Puisque nous sommes de taille
relativement réduite et que nous sommes
assez disparates, notre point fort est
de travailler ensemble et de définir des
stratégies. Nous devons généraliser la
discussion. Quand Scarlett Johansson est
entrée dans le royaume des BDS, il a
fallu une poignée d'activistes pour la
défier, elle et le rôle d'Oxfam. C'est
devenu l'un des problèmes les plus
sérieux. Quand cela arrive dans les
médias américains traditionnels, c'est
que nous nous y sommes bien pris. C'est
un grand pas en avant.
Je pense que nous pouvons améliorer la
campagne BDS en
partageant des expériences, des
événements qui sont organisés, et
partageant des informations.
AN. Certains groupes e-mail le font sur
certains sujets, par exemple, dans la
mobilisation contre les sociétés qui
tirent du profit de l'occupation, comme
Veolia et G4S.
RB. Les groupes e-mail
sont limités. Si quelqu'un d'Utrecht
veut être impliqué, l'information doit
être accessible. Cela ne devrait pas
dépendre du fait que nous connaissez un
ami qui a un ami qui pourrait avoir des
informations. Les groupes Facebook
peuvent agir comme une plate-forme. Le
défi consiste à impliquer sans cesse de
nouvelles personnes. Nous devons trouver
une manière qui donne la possibilité à
un nombre croissant de personnes de
participer à la campagne BDS.
AN. Vous êtes objecteur de
conscience. Êtes-vous en contact avec
d'autres objecteurs de conscience ?
Comment pouvons-nous soutenir les
objecteurs ?
RB. Quand j'étais objecteur de
conscience, je n'utilisais pas cette
terminologie. J'avais juste le sentiment
de ne pas vouloir faire partie de
l'armée. Quand j'ai été exempté de
l'armée, c'était le moment où New
Profile (Nouveau profil) a été créé
[New Profile est un groupe qui
œuvre à la démilitarisation de la
société israélienne]. La principale
chose qu'il y a lieu de faire est de
donner des informations concises plutôt
que les informations partiales ou la
propagande qui sont disponibles. Et
d'agir en tant que réseau de soutien.
Actuellement, il y a deux objecteurs de
conscience en prison, un Druze et un
Juif orthodoxe.
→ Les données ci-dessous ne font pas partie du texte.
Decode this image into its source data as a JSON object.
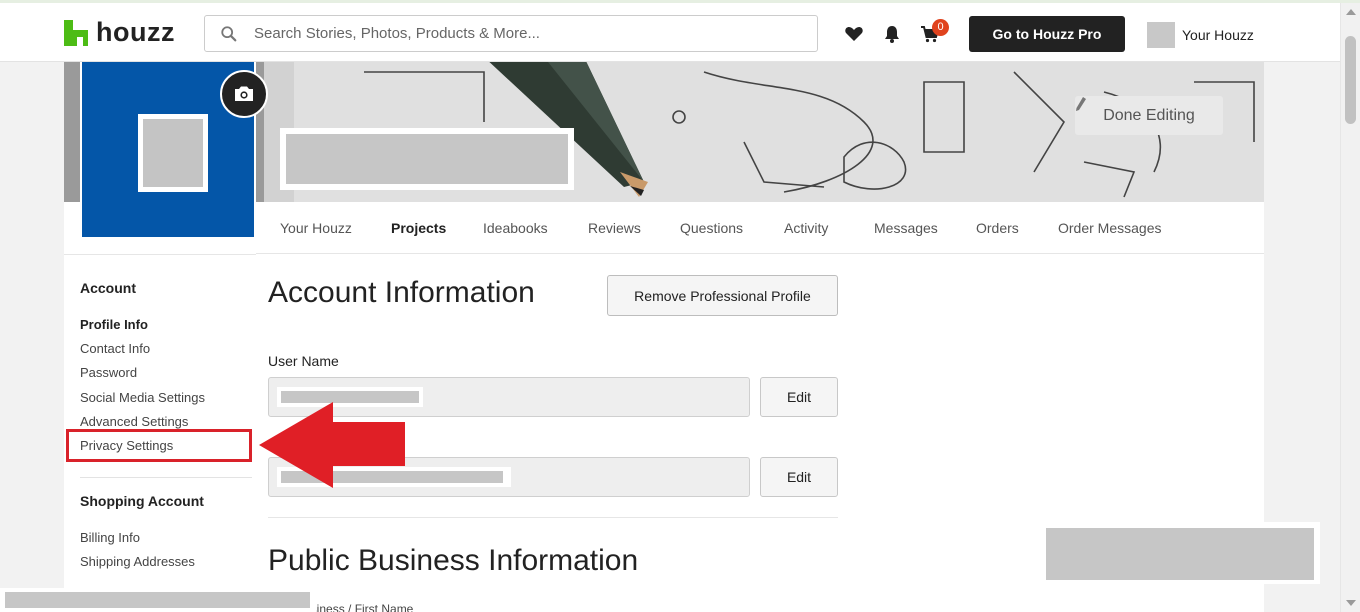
{
  "header": {
    "logo_text": "houzz",
    "search_placeholder": "Search Stories, Photos, Products & More...",
    "cart_count": "0",
    "pro_button": "Go to Houzz Pro",
    "user_menu": "Your Houzz"
  },
  "profile": {
    "done_editing": "Done Editing"
  },
  "tabs": [
    "Your Houzz",
    "Projects",
    "Ideabooks",
    "Reviews",
    "Questions",
    "Activity",
    "Messages",
    "Orders",
    "Order Messages"
  ],
  "active_tab": "Projects",
  "sidebar": {
    "account_title": "Account",
    "account_items": [
      "Profile Info",
      "Contact Info",
      "Password",
      "Social Media Settings",
      "Advanced Settings",
      "Privacy Settings"
    ],
    "shopping_title": "Shopping Account",
    "shopping_items": [
      "Billing Info",
      "Shipping Addresses"
    ]
  },
  "main": {
    "title": "Account Information",
    "remove_button": "Remove Professional Profile",
    "username_label": "User Name",
    "edit_label": "Edit",
    "section2_title": "Public Business Information",
    "cut_text": "usiness / First Name"
  },
  "colors": {
    "brand_green": "#4dbc15",
    "avatar_blue": "#0456a8",
    "highlight_red": "#d9222a",
    "cart_badge": "#e0431e"
  }
}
Les objecteurs font un
travail admirable en s'opposant à tout
ce que représente la société
israélienne. Toutefois, je ne pense que
que le mouvement aille en croissant. Il
y a une poignée de dissidents et c'est
tout.
Tous ceux qui parlent de la gauche
israélienne ou du camp de la paix, soit
mentent, soit sont ignorants. Il n'y a
pas de gauche israélienne et il n'y en a
jamais eu. Rien qu'une poignée de
dissidents.
Mais ce n'est pas qu'une question de
nombres. Prendre la parole contre
l'oppression est important en soi. Quand
la loi anti-BDS a été adoptée, nous
avons publié notre déclaration à partir
de Boycott from Within. Cela
s'appelait « Nous ne resterons pas
silencieux » et nous tirions notre
inspiration des dissidents allemands de
la White Rose Society. Il est
important de s'exprimer et de ne pas
accorder une seule once de légitimité au
projet sioniste en Palestine.
AN. Quelle est votre réponse à ceux qui
prétendent que les BDS vont détruire
Israël ?
RB. Oui, c'est ce qu'on
entend. Si nous insistons sur l'égalité
des droits pour tous [l'une des
revendications de l'appel aux
BDS], cela aboutira à la
destruction d'Israël. Cela en dit
beaucoup sur cet Israël. Détruire
l'apartheid concernait l'apartheid, cela
ne parlait pas de détruire l’État
qu'était l'Afrique du Sud.
Les BDS soutiennent le combat pour
l'égalité des droits. Les BDS s'en
prennent au véritable caractère de
l’État d'Israël qui s'appuie sur la
séparation ethnique et sur la suprématie
ethnique. Chaque gouvernement israélien
est préoccupé par le maintien de la
majorité démographique. Si l'appareil de
sécurité de l’État estime que modifier
la composition démographique constitue
une menace pour la sécurité, qu'est-ce
que cela dit ? Cela dit que c'est
complètement illégitime.
Quand Netanyahu pose une conditions pour
négocier avec Abbas autour de la
reconnaissance d'Israël en tant qu’État
juif, il s'agit d'une exigence
totalement illégale. Aucun pays n'a le
droit d'être un État suprémaciste. De la
même façon que l'Afrique du Sud ne
pouvait être suprémaciste pour les
blancs, Israël ne peut l'être pour les
Juifs.
Cette pensée ethnique suprémaciste est
tellement prédominante que même les
organisations prétendument libérales,
qui prétendent parler en faveur de la
paix et des droits de l'homme, ou qui
portent les droits de l'homme dans leur
dénomination, ne reconnaîtraient ces
droits aux Palestiniens que s'ils
n'empiétaient pas sur leurs propres
droits ou privilèges.
Ils s'opposeront à l'occupation de 1967,
tout en légitimant la nature
suprémaciste de l’État d'Israël. Ces
organisations ont développé un discours
mensonger sur Israël au point d'en faire
des œuvres d'art. Elles parlent de la
forte base démocratique d'Israël, de
combattre pour la démocratie, tout en
refusant de dire un seul mot de
l'apartheid ou même des réfugiés
palestiniens. Elles protégeront les
droits des réfugiés de l'Afrique tant
qu'aucun réfugié de Palestine ne sera
autorisé à rentrer chez lui.
Publié sur
The Electronic Intifada le 28 mai
2014. Traduction : JM Flémal.
(*) Ronnie Barkan
était également de passage en Belgique
et présent à Yella Palestina.
On peut le suivre sur Twitter : @ronnie_barkan
Adri Nieuwhof est
une avocate des Droits de l'Homme,
installée en Suisse et
collaboratice de l'Electronic
Intifadah.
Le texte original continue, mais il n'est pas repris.